My Rating: 3/5
For hundreds of years, the vampire Balthazar has been alone-without allies, without love.
When Balthazar agrees to help Skye Tierney, a human girl who once attended Evernight Academy, he has no idea how dangerous it will be. Skye's newfound psychic powers have caught the attention of Redgrave, the cruel, seductive master vampire responsible for murdering Balthazar and his family four centuries ago. Now Redgrave plans to use Skye's powers for his own evil purposes.
Balthazar will do whatever it takes to stop Redgrave and exact his long-awaited revenge against his killer. As Skye and Balthazar stand together to fight him, they grow closer-first unwillingly, then undeniably. Balthazar realizes his lonely world could finally be changed by her. . . .
This is the fifth and final book in the Evernight series and is the sequel to Evernight, Stargazer, Hourglass and Afterlife.
As I didn't particularly like Afterlife, I was a little hesitant to read this book as I thought that I may have become tired of this series (as I did read them all back to back).
However, I found the change in narration refreshing. Balthazar is a character that I have felt was underused throughout the series so I loved that he was one of the narrators in this book - it showed a completely different side to him plus more detail of his history.

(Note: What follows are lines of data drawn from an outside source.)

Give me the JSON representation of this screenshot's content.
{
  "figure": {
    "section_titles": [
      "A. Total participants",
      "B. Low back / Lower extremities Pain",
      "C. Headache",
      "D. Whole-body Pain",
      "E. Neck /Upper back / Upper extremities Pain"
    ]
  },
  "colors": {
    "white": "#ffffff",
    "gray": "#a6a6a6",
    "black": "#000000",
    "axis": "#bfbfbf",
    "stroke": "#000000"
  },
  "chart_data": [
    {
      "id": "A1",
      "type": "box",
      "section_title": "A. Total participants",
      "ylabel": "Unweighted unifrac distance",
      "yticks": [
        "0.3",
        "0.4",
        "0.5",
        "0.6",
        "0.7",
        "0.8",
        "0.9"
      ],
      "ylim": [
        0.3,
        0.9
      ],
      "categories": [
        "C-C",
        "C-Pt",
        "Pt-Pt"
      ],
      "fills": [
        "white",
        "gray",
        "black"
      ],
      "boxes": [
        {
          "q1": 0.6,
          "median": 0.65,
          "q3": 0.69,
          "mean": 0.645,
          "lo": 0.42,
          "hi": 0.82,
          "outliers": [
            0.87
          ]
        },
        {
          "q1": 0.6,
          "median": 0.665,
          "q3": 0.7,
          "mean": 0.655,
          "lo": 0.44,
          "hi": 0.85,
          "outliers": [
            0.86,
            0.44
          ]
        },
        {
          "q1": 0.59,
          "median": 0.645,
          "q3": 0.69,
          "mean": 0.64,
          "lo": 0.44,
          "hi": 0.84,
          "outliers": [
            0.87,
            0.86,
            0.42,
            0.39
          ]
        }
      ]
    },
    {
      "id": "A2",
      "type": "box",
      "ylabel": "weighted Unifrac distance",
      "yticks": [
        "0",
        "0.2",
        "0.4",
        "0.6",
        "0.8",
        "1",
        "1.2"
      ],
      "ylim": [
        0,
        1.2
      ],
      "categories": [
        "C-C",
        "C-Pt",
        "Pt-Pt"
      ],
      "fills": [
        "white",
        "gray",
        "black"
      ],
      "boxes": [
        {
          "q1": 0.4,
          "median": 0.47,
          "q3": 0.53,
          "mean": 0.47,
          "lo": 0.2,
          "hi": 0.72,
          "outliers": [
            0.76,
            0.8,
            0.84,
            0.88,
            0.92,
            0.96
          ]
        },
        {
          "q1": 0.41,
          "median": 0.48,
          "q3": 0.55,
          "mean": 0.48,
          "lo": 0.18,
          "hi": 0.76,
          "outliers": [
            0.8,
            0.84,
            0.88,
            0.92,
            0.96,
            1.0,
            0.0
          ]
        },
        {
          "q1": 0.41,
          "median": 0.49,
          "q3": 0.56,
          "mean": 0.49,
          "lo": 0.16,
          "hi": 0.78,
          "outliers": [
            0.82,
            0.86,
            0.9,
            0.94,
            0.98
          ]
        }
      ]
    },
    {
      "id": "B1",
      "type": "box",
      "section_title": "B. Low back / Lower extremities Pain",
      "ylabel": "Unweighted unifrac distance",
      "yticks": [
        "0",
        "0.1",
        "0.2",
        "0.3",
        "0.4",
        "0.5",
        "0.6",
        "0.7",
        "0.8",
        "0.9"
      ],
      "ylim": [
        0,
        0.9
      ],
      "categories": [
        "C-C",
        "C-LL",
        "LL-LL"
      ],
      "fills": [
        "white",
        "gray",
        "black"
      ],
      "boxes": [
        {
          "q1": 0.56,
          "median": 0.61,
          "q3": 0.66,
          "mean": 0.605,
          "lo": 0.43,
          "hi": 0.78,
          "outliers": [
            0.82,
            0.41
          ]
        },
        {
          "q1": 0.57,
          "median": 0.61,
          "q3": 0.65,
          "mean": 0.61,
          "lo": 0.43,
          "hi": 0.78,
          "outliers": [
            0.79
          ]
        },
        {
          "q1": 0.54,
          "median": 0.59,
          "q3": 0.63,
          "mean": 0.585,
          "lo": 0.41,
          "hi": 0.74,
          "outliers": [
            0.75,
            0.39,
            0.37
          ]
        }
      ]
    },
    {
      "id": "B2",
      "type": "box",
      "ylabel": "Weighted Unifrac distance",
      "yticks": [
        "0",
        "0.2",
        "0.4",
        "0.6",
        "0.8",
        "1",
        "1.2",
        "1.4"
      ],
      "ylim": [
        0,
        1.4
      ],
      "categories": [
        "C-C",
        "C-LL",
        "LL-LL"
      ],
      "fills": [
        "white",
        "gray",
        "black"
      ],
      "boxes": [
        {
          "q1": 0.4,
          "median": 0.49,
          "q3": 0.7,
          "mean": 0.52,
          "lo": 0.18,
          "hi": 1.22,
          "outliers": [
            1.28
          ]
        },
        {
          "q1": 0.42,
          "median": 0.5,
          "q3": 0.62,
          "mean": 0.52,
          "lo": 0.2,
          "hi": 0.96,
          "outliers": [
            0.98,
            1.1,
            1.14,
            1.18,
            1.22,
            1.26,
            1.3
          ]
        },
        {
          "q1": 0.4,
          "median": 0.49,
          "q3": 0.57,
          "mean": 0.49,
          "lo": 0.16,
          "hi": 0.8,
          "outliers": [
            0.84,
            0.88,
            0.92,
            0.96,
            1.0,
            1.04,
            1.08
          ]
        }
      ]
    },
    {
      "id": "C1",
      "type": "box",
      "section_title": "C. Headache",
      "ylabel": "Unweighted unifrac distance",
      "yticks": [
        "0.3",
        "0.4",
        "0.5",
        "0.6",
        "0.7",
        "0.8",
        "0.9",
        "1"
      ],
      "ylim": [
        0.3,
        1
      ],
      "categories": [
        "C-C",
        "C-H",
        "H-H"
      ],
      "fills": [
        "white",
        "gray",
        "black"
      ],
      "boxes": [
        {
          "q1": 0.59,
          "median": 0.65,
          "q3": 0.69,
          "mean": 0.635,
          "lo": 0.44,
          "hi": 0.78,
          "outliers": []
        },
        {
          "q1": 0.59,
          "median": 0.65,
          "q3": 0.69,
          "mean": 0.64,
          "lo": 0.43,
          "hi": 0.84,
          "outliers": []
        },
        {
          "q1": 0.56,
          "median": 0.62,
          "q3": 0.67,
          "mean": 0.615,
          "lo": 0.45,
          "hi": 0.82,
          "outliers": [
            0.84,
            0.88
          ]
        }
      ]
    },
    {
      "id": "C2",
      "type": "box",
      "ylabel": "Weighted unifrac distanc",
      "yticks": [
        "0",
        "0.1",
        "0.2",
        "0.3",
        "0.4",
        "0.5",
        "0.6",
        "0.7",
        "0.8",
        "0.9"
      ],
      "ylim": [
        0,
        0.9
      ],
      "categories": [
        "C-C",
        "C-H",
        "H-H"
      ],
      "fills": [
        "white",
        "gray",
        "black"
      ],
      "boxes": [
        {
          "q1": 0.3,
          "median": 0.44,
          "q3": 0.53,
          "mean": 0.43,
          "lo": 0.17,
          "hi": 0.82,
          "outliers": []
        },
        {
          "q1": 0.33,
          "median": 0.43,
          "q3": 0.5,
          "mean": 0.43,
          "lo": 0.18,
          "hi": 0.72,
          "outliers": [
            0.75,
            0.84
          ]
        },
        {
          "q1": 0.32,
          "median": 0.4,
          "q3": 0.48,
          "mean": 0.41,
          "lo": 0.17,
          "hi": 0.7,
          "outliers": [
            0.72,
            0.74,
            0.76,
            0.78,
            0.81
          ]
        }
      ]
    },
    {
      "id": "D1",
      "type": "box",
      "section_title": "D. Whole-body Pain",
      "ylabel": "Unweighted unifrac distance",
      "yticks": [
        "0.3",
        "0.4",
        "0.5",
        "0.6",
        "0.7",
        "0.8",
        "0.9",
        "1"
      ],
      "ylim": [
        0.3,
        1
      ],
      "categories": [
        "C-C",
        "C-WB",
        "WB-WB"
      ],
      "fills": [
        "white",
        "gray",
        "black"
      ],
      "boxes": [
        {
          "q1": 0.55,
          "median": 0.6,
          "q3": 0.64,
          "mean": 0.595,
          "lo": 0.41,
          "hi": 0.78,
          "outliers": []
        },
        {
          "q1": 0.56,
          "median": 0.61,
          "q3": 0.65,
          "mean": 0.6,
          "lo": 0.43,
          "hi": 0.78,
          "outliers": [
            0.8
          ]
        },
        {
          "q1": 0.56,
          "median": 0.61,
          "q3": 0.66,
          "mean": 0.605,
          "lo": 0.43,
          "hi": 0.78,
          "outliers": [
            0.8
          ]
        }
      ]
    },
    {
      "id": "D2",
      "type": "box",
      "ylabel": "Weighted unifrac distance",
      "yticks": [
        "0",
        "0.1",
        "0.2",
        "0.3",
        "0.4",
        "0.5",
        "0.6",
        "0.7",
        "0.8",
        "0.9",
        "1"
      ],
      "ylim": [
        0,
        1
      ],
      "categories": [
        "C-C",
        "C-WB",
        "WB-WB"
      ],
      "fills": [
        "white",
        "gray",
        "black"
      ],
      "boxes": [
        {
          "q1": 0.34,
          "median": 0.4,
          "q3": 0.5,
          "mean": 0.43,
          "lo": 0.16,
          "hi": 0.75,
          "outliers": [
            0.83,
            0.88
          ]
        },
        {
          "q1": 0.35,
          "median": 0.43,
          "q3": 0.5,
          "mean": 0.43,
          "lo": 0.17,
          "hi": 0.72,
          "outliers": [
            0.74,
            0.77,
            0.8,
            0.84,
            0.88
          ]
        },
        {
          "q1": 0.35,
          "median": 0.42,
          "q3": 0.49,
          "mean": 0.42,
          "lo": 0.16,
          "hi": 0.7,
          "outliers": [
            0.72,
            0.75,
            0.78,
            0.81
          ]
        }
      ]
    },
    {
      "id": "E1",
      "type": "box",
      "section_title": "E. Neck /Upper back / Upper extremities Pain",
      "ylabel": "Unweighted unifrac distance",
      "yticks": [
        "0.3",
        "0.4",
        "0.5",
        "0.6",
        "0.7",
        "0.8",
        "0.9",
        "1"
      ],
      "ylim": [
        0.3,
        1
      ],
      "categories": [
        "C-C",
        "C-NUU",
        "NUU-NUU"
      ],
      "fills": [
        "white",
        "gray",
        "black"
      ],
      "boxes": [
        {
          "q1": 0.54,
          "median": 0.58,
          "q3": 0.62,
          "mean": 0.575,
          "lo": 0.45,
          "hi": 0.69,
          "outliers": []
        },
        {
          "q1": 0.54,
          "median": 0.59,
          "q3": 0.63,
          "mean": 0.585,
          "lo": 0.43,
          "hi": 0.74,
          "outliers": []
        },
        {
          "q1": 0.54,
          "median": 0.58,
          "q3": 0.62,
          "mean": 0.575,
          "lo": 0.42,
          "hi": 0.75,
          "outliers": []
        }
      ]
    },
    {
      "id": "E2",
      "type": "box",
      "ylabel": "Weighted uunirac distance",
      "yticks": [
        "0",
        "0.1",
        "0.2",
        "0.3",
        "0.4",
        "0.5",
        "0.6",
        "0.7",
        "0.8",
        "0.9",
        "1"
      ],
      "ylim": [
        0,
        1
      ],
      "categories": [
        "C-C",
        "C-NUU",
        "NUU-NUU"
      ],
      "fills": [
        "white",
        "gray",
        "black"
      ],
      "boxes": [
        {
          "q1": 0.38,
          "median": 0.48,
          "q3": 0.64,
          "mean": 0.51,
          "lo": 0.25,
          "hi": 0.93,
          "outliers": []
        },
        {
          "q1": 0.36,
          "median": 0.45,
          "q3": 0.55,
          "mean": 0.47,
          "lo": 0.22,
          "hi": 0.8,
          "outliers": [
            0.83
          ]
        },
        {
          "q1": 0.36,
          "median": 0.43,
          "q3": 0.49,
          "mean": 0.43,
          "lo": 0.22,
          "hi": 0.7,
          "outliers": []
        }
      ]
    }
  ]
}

The series has shown before what life is like for a vampire to fight what they are, but what is different in Balthazar's case is that he has been doing that for centuries.
The other narrator was Skye who was introduced in one of the previous books. I didn't really care for her before but as a narrator she was also really refreshing as I didn't find her as annoying or whiny as Bianca.
I found the whole idea of Skye's blood being able to make vampire relive their memories of human life really intriguing, but once again I felt like this really interesting idea got shoved to the background to make way for the romance, and in the case of this book - the angst.
Skye likes Balthazar, Balthazar likes Skye - but Balthazar is reluctant to break his century long rule of never getting involved with humans. I just felt like this whole concept has been done countless times in YA literature and it just overall came across as immature.
I loved that Charity was back as she is one of my favourite characters. Her relationship with her brother Balthazar is more deeply explored and her hatred of him is validated.
The ending was wrapped up nicely and leaves the door open for potential sequels.